Pairwise preference prediction on standard reward model benchmarks.

Benchmarks:

RewardBench (General Chat, Coding, Math, Safety)
RM-Bench (Reasoning-intensive (Math, Code))
RMB (General Preference)

Metrics:

Accuracy (Macro Average across subsets)
Statistical methodology: Not explicitly reported in the paper

Key Results

Benchmark	Metric	Baseline	This Paper	Δ
RM-R1 models outperform both open-weight and proprietary baselines on average across three benchmarks.
Average (RewardBench, RM-Bench, RMB)	Accuracy	86.1	88.6	+2.5
Average (RewardBench, RM-Bench, RMB)	Accuracy	83.7	88.6	+4.9
RM-Bench (Math Subset)	Accuracy	73.0	91.8	+18.8
RM-Bench (Code Subset)	Accuracy	63.0	74.1	+11.1
Ablation studies show that Distillation + RL + Rubrics + QC (Full RM-R1) provides the best performance.
RewardBench	Accuracy	88.6	90.7	+2.1
RM-Bench	Accuracy	59.2	72.0	+12.8

Main Takeaways

Scaling inference compute (token budget) linearly improves reward model performance, akin to reasoning models.
Larger models yield greater performance gains from the reasoning-based training pipeline, supporting a scaling law for ReasRMs.
Reasoning-based training (distillation + RL) consistently outperforms answer-only SFT, even when controlling for data size.
The Chain-of-Rubrics mechanism is crucial for bridging the gap between general chat evaluation and rigorous reasoning tasks.

📚 Prerequisite Knowledge

Prerequisites

Reinforcement Learning from Human Feedback (RLHF)
Chain-of-Thought (CoT) prompting
Distillation in LLMs
Proximal Policy Optimization (PPO) or similar RL algorithms

Key Terms

RM: Reward Model—a model that evaluates the quality of LLM responses, used to guide RLHF.

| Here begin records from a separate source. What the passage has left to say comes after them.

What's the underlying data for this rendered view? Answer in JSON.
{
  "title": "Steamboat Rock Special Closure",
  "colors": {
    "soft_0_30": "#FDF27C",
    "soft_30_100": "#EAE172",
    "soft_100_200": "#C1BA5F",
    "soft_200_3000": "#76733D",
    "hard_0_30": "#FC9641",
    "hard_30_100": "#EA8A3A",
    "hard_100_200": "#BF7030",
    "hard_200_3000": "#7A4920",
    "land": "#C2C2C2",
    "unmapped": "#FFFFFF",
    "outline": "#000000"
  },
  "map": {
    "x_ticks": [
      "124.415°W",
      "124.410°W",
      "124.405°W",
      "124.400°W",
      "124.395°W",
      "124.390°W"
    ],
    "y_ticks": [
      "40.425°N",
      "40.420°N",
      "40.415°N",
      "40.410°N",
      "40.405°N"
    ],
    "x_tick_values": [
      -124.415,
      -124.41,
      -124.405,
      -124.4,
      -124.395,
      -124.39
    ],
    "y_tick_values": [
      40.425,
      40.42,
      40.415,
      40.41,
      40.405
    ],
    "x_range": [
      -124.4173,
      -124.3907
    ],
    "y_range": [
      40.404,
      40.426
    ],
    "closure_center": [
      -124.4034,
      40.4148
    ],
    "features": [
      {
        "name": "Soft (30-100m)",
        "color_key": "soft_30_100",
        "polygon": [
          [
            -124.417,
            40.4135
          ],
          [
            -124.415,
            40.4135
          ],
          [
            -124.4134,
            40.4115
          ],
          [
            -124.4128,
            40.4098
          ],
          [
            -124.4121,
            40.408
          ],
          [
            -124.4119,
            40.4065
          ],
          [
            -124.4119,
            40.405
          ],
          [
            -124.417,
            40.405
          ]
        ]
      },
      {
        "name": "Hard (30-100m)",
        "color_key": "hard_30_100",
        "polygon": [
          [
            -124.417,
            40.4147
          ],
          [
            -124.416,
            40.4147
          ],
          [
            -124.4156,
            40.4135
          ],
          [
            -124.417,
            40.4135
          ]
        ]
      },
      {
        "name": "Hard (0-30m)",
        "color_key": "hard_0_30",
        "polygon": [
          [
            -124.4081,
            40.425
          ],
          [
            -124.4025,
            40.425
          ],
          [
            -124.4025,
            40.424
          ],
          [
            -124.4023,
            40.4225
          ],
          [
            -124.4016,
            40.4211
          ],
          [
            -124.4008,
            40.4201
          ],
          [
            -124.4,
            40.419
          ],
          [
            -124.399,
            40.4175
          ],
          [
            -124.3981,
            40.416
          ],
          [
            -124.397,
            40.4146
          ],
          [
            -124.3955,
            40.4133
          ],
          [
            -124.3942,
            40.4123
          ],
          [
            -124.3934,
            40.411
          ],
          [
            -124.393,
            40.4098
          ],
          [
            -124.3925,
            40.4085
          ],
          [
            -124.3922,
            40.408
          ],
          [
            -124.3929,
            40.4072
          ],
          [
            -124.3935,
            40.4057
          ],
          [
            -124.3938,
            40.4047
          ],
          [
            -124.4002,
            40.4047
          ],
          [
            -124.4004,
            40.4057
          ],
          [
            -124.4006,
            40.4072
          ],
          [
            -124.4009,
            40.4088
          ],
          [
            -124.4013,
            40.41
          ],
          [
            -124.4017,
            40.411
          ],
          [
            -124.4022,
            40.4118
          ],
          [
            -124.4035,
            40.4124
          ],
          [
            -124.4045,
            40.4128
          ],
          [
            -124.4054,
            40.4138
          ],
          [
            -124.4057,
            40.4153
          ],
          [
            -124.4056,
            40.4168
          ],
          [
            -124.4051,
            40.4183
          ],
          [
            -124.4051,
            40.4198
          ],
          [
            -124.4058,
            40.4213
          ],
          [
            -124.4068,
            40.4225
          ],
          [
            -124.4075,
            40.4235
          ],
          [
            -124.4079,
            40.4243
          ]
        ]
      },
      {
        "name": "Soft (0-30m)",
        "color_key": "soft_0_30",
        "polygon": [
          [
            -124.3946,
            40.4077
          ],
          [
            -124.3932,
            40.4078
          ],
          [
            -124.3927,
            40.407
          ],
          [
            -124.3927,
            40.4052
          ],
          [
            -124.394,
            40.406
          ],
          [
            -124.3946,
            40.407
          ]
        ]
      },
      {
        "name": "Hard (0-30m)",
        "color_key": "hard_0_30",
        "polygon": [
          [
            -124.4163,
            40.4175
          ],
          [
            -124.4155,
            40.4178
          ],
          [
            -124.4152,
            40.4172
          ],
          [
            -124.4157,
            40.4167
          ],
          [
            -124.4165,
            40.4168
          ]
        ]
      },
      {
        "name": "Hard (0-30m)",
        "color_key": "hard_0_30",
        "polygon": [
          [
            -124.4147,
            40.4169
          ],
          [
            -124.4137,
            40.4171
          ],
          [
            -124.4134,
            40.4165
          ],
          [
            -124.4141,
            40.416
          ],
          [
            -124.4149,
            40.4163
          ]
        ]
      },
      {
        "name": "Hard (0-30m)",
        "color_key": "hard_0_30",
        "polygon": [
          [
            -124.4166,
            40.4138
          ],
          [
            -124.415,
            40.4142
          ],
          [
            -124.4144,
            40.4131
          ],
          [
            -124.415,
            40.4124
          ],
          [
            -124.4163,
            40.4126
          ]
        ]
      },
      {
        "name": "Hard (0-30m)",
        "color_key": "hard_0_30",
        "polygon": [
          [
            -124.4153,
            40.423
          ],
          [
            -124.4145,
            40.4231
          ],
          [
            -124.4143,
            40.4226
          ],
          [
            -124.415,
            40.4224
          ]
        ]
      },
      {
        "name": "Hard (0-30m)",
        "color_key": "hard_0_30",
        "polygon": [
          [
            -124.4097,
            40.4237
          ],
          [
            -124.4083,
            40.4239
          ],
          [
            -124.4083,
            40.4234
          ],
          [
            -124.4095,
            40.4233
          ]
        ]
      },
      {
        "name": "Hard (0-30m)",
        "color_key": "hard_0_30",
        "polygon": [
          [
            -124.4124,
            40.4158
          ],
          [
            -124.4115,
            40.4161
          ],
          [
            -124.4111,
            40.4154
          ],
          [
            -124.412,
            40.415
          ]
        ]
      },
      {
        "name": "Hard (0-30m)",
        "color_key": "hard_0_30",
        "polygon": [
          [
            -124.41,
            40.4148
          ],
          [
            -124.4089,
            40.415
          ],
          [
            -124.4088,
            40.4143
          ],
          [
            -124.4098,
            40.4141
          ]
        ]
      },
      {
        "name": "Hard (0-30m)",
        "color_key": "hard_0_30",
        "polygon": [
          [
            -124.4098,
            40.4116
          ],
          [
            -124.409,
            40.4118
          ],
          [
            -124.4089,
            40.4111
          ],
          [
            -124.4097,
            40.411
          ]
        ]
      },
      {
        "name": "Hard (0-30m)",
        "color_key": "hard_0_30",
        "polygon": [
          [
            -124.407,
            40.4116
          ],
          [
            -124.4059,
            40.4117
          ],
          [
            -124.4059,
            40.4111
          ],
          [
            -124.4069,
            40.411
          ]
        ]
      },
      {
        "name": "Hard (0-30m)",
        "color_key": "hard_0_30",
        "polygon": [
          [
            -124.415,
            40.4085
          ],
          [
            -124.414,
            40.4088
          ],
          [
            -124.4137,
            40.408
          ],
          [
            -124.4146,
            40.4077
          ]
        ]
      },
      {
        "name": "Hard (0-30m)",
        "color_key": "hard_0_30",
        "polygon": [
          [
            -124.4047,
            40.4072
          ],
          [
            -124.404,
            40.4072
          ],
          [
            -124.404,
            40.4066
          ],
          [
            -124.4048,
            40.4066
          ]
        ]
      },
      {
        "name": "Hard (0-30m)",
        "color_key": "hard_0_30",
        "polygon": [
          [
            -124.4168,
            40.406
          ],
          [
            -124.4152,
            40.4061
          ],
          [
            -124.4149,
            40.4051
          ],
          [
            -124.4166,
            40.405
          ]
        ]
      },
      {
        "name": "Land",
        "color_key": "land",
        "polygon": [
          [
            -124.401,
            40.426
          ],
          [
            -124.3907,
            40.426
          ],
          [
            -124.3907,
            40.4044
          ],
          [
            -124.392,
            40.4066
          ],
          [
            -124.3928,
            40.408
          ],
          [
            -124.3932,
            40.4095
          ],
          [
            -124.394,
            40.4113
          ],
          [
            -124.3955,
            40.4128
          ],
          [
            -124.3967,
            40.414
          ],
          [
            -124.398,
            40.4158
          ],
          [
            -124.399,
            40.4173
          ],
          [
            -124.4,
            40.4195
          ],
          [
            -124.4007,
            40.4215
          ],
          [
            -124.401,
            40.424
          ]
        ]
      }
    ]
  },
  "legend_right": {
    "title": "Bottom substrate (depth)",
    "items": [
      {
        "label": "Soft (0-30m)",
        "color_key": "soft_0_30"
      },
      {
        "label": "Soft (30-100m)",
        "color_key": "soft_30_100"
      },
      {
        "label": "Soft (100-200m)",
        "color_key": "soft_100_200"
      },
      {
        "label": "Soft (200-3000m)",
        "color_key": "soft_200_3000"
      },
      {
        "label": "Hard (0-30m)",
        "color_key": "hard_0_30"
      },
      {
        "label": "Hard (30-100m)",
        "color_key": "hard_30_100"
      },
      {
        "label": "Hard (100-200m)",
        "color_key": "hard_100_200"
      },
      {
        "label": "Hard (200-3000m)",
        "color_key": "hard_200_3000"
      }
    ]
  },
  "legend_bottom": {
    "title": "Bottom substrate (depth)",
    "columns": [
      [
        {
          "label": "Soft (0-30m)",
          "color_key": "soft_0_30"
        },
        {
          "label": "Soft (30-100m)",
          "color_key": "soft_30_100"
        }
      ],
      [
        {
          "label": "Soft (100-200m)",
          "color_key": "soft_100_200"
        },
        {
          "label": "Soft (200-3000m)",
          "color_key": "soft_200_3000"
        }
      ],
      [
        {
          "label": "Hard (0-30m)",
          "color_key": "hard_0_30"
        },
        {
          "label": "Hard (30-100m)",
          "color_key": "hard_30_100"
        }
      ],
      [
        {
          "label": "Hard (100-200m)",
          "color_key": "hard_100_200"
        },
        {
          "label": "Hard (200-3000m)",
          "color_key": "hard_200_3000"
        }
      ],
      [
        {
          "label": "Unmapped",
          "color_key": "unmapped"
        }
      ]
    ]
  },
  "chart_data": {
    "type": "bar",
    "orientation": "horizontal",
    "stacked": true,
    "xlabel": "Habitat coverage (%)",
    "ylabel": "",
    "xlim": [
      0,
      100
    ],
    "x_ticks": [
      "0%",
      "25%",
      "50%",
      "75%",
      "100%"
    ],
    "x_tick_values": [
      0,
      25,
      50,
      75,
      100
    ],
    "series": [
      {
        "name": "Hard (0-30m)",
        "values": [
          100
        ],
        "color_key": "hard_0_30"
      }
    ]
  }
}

GenRM: Generative Reward Model—an RM that generates text (reasoning + score) rather than just a scalar score.

RLVR: Reinforcement Learning with Verifiable Rewards—an RL technique where the reward signal is based on objectively verifiable outcomes (like correct formatting or answers).

CoR: Chain-of-Rubrics—a prompting strategy where the model explicitly generates evaluation criteria (rubrics) or solutions before assigning a score.

GRPO: Group Relative Policy Optimization—an RL algorithm that optimizes a policy based on the relative performance of a group of generated outputs.

Distillation: Training a smaller student model to mimic the outputs (reasoning traces) of a larger, stronger teacher model.

NLL: Negative Log-Likelihood—a standard loss function used to train language models to predict the next token.